Das Ministerium wies darauf hin, dass beim jüngsten Treffen der Vierländerinitiative für Frieden in Afghanistan beschlossen worden war, dass nur eine politische Lösung Frieden bringen könne. Unter anderem aus Sorge vor Vergeltungsschlägen der Taliban hat Pakistan Militäraktionen gegen die Taliban bisher abgelehnt.

Dem Pentagon zufolge hatten mehrere Drohnen das Auto des Talibanchefs am Samstagnachmittag in einem entlegenen Gebiet nahe der Stadt Nushki südwestlich von Quetta mit Raketen beschossen.

Laut einem Angestellten des Zivilhospitals in Quetta, Nazeer Ahmed, wurden am Morgen zwei Leichen für DNA-Tests ins Krankenhaus gebracht, eine teilweise, die andere vollständig verbrannt. Man habe DNA-Tests gemacht, dann hätten "geheime Behörden" die Leichen mitgenommen.

Mansur hatte Mitte 2015 offiziell die Führung der Taliban übernommen. Danach begannen interne Machtkämpfe. Wer nun Mansurs Führungsposition übernehmen wird, ist nicht klar. Der afghanische Analyst Ahmed Saidi sagte am Sonntag, aus Talibankreisen verlaute, dass schon in "zwei, drei Tagen" ein Treffen zur Festlegung der Nachfolge stattfinden solle. Beobachter erwarten erneute interne Auseinandersetzungen. Der sichtbarste und mächtigste Mann ist derzeit Siradschuddin Hakkani, Mansurs Stellvertreter für Militärisches. Er kommt aber nicht aus dem Kernland der Talibanführung, dem Süden, sondern aus dem Osten. Das könnte ihn Stimmen kosten. Dennoch wird er sicher zumindest den Kampf weiterführen. Ein Ende des Krieges ist also nicht in Sicht.

Analysten schätzen auch die Chancen des zweiten Mansur-Stellvertreters hoch ein: Haibatullah Achundsada ist ein anerkannter religiöser Führer und Talibanrichter.

Mansur, der auf Mitte 40 geschätzt wurde, war schon einflussreich, als die Taliban zwischen 1996 und 2001 in Afghanistan herrschten. Er wurde zuerst Flughafenchef der großen südafghanischen Stadt Kandahar, später Minister für den Flugverkehr. Er war dabei allerdings nur Herr über ein paar alte Flugzeuge und Hubschrauber.

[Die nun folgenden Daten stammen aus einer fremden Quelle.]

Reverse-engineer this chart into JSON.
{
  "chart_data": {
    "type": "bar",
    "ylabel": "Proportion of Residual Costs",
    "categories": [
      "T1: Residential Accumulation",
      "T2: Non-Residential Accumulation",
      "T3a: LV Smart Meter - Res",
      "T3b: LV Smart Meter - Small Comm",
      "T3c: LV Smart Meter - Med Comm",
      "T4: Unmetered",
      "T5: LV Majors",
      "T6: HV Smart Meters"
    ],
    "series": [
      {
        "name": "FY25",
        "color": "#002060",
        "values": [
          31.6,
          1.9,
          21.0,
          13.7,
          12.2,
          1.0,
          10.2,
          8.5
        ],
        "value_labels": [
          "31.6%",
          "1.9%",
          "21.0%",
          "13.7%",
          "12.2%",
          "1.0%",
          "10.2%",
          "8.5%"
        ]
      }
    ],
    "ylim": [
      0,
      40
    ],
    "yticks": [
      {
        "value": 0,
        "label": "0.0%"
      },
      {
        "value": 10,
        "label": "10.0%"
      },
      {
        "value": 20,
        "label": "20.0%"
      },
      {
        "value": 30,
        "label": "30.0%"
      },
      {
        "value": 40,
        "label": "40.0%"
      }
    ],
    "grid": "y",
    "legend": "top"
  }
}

Unter seiner Führung setzten die Taliben die afghanische Regierung zuletzt schwer unter Druck. Mehr als 7000 Soldaten und Polizisten wurden 2015 getötet. Nach Angaben der Vereinten Nationen waren im vergangenen Jahr 31 von 34 Provinzen von Gewalt betroffen. Die Zahl der zivilen Opfer stieg mit mehr als 11 000 Toten und Verletzten auf den höchsten Stand seit Beginn der internationalen Intervention.